The petition is pushing the SEC to design a framework for companies to disclose “specific, much higher-quality ESG information” than is currently required. “It is time for the SEC to regulate in this area,” the 20-page petition states.
Written by business law professors Cynthia A. Williams and Jill E. Fisch, both of the University of Pennsylvania, the petition was sent in early October to Brent J. Fields, secretary of the SEC. According a letter attached to the petition, it:
- Calls for the SEC to initiate notice and comment rulemaking to develop a comprehensive framework requiring issuers to disclose identified environmental, social and governance aspects of each public-reporting company’s operations;
- Lays out the statutory authority for the SEC to require ESG disclosure;
- Discusses the clear materiality of ESG issues;
- Highlights large asset managers’ existing calls for standardized ESG disclosure;
- Discusses the importance of such standardized ESG disclosure for companies and the competitive position of the U.S. capital markets; and
- Points to the existing rulemaking petitions, investor proposals and stakeholder engagements on human capital management, climate, tax, human rights, gender pay ratios, and political spending, and highlights how these efforts suggest, in aggregate, that it is time for the SEC to bring coherence to this area.
Where We Are
The SEC, states the letter, would ensure U.S. capital market competitiveness by requiring more ESG disclosure. It notes that other countries already require this information, and in fact, a 2015 report from Harvard University found 23 countries had enacted such legislation within the prior 15 years.

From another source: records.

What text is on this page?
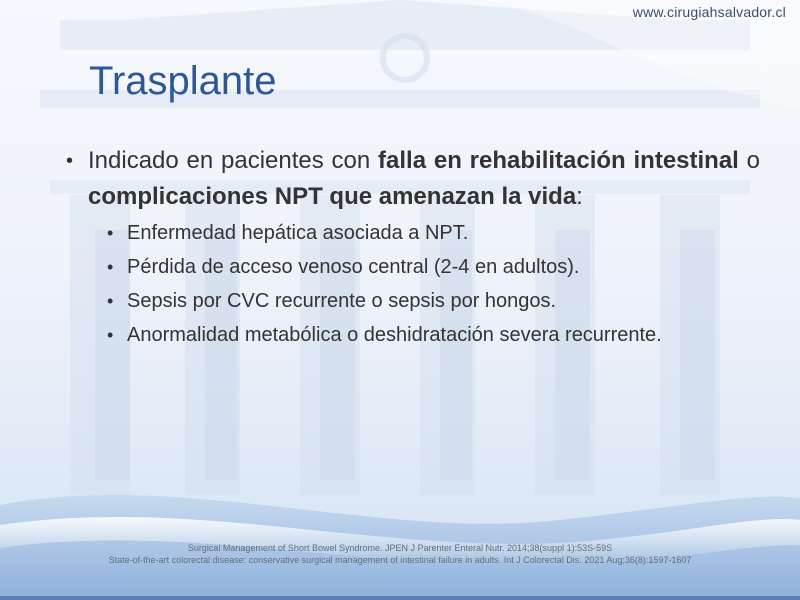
www.cirugiahsalvador.cl
Trasplante
• Indicado en pacientes con falla en rehabilitación intestinal o complicaciones NPT que amenazan la vida:
• Enfermedad hepática asociada a NPT.
• Pérdida de acceso venoso central (2-4 en adultos).
• Sepsis por CVC recurrente o sepsis por hongos.
• Anormalidad metabólica o deshidratación severa recurrente.
Surgical Management of Short Bowel Syndrome. JPEN J Parenter Enteral Nutr. 2014;38(suppl 1):53S-59S
State-of-the-art colorectal disease: conservative surgical management of intestinal failure in adults. Int J Colorectal Dis. 2021 Aug;36(8):1597-1607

In addition, seven global stock exchanges — in Australia, Brazil, India, Malaysia, Norway, South Africa and England — require ESG disclosure as part of listing requirements.
Since 2000, the U.K. and Sweden have required public pension funds to disclose how much they incorporate ESG considerations in investment decisions. Seven more countries have followed this direction. Further, the European Union is developing a taxonomy of ESG activities, as well as “developing benchmarks for low-carbon investment strategies, and regulatory guidance to improve corporate disclosure of climate-related information,” the letter stated.
ESG disclosure also would promote capital formation, Williams and Fisch state, and is financially material and aids in decision making. It quotes a Goldman Sachs research report released in April, concluding that “integrating ESG factors allows for greater insight into intangible factors such as culture, operational excellence and risk that can improve investment outcomes.”